Sunday, 24 April 2016

Here we go...

I'm a bipolar teacher. I keep it very quiet. Very few people will get this at all. It's so lonely as I can't talk to anyone about this.

30 years of suffering without any visible scars but a mind torn to pieces and held together with random threads of hope and the glue of medication. This blog is my therapy, it is my personal counselling, writing about my condition helps me; with any luck there may even be 1 or 2 people out there who will understand how I feel. Really that's all I want, to know I'm not completely on my own. My family don't understand, or don't want to. My colleagues don't know. My doctor looks concerned but probably has no idea how I feel.

If I had a physical illness I'm sure I would be viewed differently; maybe I could attract sympathy.
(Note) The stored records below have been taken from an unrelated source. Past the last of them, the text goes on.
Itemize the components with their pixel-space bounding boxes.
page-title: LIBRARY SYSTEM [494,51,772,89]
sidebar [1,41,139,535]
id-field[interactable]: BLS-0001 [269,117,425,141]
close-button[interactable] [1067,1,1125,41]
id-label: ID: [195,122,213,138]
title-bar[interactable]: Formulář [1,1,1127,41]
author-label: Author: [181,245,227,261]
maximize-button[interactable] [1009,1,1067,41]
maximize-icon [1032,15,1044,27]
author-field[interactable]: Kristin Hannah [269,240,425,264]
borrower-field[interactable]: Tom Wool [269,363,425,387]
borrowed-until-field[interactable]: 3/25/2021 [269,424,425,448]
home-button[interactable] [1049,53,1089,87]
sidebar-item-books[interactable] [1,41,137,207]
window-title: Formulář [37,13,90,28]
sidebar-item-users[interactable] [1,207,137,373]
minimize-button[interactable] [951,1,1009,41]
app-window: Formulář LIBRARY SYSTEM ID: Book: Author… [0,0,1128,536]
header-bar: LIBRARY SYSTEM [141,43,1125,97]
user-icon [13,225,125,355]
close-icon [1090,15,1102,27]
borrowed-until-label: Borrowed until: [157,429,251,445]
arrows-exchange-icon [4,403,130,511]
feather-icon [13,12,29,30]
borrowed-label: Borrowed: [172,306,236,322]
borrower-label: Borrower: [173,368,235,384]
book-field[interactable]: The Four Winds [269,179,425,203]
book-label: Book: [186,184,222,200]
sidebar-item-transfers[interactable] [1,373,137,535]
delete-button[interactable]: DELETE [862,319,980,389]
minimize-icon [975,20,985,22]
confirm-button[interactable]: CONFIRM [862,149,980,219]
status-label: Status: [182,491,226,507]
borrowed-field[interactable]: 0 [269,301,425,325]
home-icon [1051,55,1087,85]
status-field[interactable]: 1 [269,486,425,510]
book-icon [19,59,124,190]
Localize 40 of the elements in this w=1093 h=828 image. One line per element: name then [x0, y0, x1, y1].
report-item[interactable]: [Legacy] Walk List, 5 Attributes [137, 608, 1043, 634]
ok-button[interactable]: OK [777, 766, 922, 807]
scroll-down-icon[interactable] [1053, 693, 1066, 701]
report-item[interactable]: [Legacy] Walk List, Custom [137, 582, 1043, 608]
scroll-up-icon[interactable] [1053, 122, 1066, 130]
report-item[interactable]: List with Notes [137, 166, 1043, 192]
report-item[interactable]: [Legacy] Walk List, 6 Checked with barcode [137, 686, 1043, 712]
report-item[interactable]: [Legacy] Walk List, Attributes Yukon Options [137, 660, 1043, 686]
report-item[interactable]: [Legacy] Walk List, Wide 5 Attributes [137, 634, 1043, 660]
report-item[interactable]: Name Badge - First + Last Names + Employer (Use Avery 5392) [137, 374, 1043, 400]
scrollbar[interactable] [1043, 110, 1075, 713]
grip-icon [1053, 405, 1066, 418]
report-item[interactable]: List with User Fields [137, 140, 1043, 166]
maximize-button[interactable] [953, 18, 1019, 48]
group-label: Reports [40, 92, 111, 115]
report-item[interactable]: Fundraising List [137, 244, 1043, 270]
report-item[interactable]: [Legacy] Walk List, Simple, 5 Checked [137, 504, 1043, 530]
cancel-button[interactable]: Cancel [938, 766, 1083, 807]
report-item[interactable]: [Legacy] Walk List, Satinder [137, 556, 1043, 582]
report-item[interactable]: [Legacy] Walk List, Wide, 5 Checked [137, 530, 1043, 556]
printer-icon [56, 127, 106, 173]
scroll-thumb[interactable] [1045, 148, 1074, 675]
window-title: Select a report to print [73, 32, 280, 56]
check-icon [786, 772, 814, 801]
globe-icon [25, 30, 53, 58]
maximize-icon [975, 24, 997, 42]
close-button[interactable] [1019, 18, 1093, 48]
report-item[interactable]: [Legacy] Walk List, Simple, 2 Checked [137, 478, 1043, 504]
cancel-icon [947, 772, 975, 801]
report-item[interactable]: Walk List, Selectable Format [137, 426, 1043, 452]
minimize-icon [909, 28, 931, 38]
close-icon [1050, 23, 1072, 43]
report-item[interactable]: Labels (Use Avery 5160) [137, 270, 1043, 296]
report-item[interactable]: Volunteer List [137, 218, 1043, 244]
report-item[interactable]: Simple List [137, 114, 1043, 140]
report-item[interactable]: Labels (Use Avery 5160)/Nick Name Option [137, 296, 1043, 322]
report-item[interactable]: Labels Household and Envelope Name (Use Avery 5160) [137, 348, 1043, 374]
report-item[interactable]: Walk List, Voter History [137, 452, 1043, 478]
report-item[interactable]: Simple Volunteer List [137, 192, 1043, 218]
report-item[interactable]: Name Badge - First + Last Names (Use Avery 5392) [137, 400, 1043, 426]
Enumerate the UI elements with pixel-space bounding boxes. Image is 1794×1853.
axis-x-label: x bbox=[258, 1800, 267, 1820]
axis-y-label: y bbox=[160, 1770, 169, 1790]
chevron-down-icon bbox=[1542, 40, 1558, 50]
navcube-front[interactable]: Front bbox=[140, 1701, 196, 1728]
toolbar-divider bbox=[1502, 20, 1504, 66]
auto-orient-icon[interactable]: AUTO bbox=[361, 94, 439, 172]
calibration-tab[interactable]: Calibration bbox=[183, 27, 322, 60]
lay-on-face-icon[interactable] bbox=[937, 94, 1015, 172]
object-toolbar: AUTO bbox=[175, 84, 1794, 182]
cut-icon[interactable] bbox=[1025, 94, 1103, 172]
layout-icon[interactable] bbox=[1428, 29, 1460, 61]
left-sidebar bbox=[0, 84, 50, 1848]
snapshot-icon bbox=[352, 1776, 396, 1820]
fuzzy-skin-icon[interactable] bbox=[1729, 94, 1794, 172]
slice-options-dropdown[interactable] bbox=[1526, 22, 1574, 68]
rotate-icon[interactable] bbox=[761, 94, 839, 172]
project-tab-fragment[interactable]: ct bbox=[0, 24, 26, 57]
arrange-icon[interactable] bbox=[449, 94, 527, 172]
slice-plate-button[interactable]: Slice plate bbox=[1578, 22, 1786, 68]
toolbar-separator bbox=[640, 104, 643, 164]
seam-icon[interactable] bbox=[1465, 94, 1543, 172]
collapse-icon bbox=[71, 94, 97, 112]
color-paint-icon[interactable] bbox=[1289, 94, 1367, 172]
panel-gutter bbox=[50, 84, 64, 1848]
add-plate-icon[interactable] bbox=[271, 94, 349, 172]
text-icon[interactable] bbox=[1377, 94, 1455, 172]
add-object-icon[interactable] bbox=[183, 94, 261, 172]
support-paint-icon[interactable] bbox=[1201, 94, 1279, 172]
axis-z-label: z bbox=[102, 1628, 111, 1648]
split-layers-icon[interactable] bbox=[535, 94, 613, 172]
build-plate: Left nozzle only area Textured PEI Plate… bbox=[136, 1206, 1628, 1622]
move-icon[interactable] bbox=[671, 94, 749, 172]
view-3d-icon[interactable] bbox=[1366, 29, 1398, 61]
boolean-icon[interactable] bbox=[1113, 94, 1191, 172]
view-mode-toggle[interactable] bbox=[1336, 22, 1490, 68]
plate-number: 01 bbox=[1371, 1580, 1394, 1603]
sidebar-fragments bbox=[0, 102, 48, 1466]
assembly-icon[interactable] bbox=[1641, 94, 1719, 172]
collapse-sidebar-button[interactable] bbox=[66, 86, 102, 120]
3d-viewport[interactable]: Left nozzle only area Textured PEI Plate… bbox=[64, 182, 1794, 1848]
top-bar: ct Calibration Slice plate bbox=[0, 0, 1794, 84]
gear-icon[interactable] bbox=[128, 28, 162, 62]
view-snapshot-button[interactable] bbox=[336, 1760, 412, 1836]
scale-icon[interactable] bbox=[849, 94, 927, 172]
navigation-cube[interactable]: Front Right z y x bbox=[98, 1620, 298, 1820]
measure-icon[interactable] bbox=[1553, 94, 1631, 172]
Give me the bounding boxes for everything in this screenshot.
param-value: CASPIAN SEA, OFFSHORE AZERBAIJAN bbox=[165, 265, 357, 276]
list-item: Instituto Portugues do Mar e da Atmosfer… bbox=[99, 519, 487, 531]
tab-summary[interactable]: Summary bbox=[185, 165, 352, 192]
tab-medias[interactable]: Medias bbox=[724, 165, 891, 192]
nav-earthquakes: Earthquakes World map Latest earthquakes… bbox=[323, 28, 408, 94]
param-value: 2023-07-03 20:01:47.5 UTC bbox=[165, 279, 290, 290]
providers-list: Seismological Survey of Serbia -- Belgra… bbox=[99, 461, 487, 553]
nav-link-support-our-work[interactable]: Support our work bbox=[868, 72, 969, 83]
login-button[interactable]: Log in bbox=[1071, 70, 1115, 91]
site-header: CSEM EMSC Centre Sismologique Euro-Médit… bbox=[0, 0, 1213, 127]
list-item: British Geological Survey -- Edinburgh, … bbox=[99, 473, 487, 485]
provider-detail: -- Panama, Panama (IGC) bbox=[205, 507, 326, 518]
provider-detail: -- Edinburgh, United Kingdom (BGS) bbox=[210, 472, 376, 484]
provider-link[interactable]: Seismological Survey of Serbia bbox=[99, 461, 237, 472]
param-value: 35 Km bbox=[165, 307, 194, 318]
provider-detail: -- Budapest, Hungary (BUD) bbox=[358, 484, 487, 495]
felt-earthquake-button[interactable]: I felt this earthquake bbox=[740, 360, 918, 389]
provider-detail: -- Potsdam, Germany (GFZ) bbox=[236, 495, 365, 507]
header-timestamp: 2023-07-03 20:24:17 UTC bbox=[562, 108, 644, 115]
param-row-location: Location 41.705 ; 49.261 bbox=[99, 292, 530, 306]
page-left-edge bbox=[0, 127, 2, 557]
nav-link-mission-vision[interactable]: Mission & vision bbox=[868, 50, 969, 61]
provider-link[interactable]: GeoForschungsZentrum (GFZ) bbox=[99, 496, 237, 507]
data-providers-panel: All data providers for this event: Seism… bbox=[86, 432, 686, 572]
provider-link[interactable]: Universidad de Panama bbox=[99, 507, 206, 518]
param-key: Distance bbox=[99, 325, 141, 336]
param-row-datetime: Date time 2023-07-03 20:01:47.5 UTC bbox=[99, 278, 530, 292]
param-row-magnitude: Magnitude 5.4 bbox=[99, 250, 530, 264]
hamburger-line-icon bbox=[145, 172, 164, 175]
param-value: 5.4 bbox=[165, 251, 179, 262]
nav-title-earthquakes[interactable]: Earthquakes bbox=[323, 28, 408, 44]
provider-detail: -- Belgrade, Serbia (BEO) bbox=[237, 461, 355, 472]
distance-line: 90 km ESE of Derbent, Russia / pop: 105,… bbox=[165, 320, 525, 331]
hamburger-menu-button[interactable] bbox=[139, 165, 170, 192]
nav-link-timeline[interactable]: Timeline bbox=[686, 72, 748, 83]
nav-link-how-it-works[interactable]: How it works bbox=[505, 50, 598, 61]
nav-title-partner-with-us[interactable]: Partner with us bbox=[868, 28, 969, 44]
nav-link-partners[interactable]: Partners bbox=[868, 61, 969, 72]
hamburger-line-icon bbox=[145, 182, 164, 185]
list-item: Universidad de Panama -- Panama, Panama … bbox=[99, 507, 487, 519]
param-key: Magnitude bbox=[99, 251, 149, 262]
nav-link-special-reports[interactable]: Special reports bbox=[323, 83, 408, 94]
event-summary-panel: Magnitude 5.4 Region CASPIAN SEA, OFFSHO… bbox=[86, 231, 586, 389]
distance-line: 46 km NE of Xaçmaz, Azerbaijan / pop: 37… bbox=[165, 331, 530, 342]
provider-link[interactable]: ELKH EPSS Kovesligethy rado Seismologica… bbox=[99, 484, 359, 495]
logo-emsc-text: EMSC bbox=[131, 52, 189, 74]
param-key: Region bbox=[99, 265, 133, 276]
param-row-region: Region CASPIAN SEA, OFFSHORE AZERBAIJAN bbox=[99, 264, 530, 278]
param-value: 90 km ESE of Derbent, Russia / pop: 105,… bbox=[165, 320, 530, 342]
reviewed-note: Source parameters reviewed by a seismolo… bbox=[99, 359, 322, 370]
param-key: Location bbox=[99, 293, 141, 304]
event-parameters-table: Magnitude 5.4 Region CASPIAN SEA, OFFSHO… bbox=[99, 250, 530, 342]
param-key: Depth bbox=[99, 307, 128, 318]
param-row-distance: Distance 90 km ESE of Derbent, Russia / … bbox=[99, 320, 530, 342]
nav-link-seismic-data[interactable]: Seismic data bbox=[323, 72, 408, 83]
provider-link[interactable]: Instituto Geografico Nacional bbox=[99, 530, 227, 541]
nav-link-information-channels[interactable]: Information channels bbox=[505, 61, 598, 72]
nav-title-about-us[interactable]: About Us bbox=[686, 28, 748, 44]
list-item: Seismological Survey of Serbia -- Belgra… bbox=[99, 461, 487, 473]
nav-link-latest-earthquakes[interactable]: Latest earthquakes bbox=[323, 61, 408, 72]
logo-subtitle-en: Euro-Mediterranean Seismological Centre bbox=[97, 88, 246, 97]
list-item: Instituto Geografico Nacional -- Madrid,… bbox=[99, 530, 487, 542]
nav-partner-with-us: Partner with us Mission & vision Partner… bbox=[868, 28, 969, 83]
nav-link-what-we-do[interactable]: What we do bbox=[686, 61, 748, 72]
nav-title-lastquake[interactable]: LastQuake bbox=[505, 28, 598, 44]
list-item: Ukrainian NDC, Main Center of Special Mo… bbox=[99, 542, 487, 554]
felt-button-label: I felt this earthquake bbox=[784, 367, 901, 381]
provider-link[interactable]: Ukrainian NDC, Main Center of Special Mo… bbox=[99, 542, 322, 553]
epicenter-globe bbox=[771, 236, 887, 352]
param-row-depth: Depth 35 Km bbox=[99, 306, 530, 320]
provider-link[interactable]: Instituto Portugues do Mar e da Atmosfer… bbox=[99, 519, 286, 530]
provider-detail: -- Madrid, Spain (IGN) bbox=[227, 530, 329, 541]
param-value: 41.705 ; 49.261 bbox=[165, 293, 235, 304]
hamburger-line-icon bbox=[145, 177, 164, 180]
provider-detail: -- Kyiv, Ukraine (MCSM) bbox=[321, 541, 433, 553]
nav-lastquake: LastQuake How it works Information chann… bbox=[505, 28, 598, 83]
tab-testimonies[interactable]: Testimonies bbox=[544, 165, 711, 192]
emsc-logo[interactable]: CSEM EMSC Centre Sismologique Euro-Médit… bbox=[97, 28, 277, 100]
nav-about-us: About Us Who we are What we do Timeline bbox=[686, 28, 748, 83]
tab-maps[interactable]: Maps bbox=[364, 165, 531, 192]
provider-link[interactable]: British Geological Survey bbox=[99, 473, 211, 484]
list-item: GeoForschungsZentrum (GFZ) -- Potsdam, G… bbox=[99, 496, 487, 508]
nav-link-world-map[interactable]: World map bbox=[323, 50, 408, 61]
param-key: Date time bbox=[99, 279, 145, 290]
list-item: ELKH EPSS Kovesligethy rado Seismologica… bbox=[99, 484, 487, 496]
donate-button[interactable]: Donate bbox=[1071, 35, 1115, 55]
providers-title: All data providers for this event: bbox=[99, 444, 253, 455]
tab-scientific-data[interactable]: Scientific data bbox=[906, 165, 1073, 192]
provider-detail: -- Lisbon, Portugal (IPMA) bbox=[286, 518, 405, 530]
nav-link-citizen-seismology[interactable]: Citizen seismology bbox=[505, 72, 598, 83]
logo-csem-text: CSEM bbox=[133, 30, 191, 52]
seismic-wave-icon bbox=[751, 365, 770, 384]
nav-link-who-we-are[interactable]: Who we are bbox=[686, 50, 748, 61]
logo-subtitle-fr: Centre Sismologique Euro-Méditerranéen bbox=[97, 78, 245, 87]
Other people know what physical pain feels like but you have to have led a bipolar life to have any understanding of the looming misery of my existence.

This illness is inside of my skull and that the only true cure is death. Suicidal? Not for many years but I do suffer from such a deep and destructive misery that I wouldn't put up a fight if death came knocking.

My bipolar life at the moment is mostly low, a deep depression that I can't remember entering. When I get miserable I get more depressed, filled with even more despair. I'm content these days if I'm simply miserable. Once in a blue moon I experience highs, the pleasure of mania when the world resolves into sharp focus and ideas flow like water. I used to have lots of these when I was younger, periods of intense pleasure and creativity. These periods got me a degree and a doctorate, periods of extreme energy when the whole Universe mad sense and the its structure and workings opened up before me. In those days highs and lows came and went, swinging like a pendulum. As I got older and experienced the pains of existence the pendulum seemed to violate the laws of physics and spend a far greater time in the depressive phase. But more of that later.

I'll tell anyone who ever reads this everything. I'll talk about teaching through the eyes of a manic depressive, I'll talk about my career and my life, I'll ruminate on life and death, I'll get stuff off my chest. Some days I hope I bring solace though I suspect that most of this will be simply maudlin and miserable. Who knows. Please come back.

1 comment:

  1. How are you? I'm currently signed off for anxiety with depression...although in what feels like this endless stretch of time I've done a lot of thinking and sometimes wonder if there's a little more to it. What impact does your bipolar life have on your teaching? I'm just wanting to function. I'm wanting things to return to normal. I feel like the clock is ticking and yet I cannot go back to work if the smallest thing sends me to tears and I become obsessed for a week at a time over one small thing until I move on to the next. It's isolating knowing that no one can fully see or comprehend what's going on with me, and verbally at the moment, words fail me. I can't put any of it into words. Hope you're well as the festive season is (as always more and more prematurely) thrust upon us!